The following projects are available, unless stated otherwise. The projects take one year to complete and should finish with a submitted research paper. The student will work under supervision by Pavel Kroupa and in collaboration with PhD students and post-doctoral researchers working on related areas at the Sternwarte, and will be embedded in international research initiatives.
The Galaxy has about a dozen satellites which may or may not be dark-matter dominated. Clarification of this issue is of very high relevance for modern cosmological theory. This project deals with simple aspects of the dynamical evolution of the Milky Way satellites.
Stars evaporate from a satellite galaxy or halo globular cluster forming thin, kinematically cold streams. These have been detected by observation. Interactions of these cold streams with a clumpy dark-matter halo of the Milky Way, which modern cosmological theory considers to be a necessity, broadens these streams, sothat their life-times as cold features is limited. This project investigates the heating of the streams for various models of the dark matter halo, and is therefore of much significance for constraining the type of particles which dark matter can be composed of.
The disks of galaxies typically have a thin component with a scale height of about 250 pc and a thick component with a scale height of about 1 kpc. Various formation scenarious for the thick disk exist, one of them being the accretion of cosmological sub-structures. This project deals with the various disk-heating scenarious in order to improve the understanding of classical heating mechanisms. The results will constrain the properties of the Milky Way halo sub-structures.
Observations of the distribution of star-cluster masses around many galaxies suggest that the cluster-mass function for old clusters is a log-normal with a mean mass near 10^5 Msun. However, the mass function of very young clusters found in interacting galaxies has been found to be a power-law down to the least massive clusters detected. This project deals with this discrepancy, whereby tidal disruption of clusters is merely one physical mechanism that destroys low-mass clusters.
Star clusters form from a molecular cloud core with low efficiency.

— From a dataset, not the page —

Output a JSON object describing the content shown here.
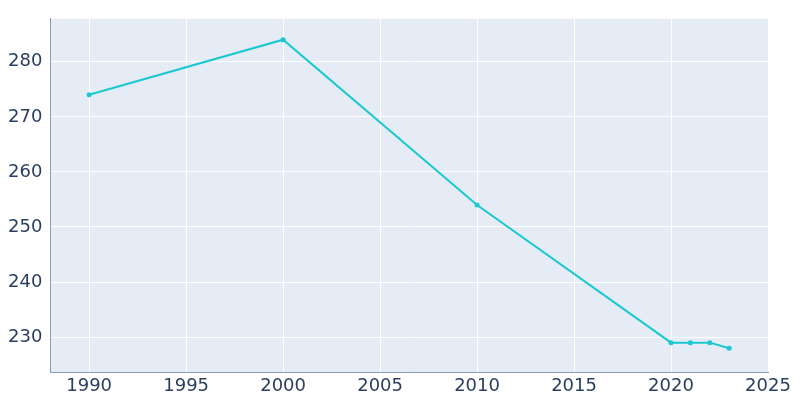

That is, most of the gas is expelled from the cluster region by the feedback of the young stars. The physical details remain unknown, but the general effect is to unbind the cluster of young stars. Using state-of-the art stellar-dynamical tools this project will quantify the fraction of stars that re-virialise to form a surviving star cluster as a function of a number of key physical parameters.
The distribution of stellar masses is one of the most fundamental astrophysical distribution functions. Research on the stellar initial mass function (IMF) touches areas ranging from star-formation, the profusion of free-floating planetary mass objects, brown dwarfs, through to the stellar-dynamical evolution of star clusters and the dynamical and chemical evolution of galaxies. This project will develop an iterative method to extract the stellar mass function given an observed distribution of stellar luminosities.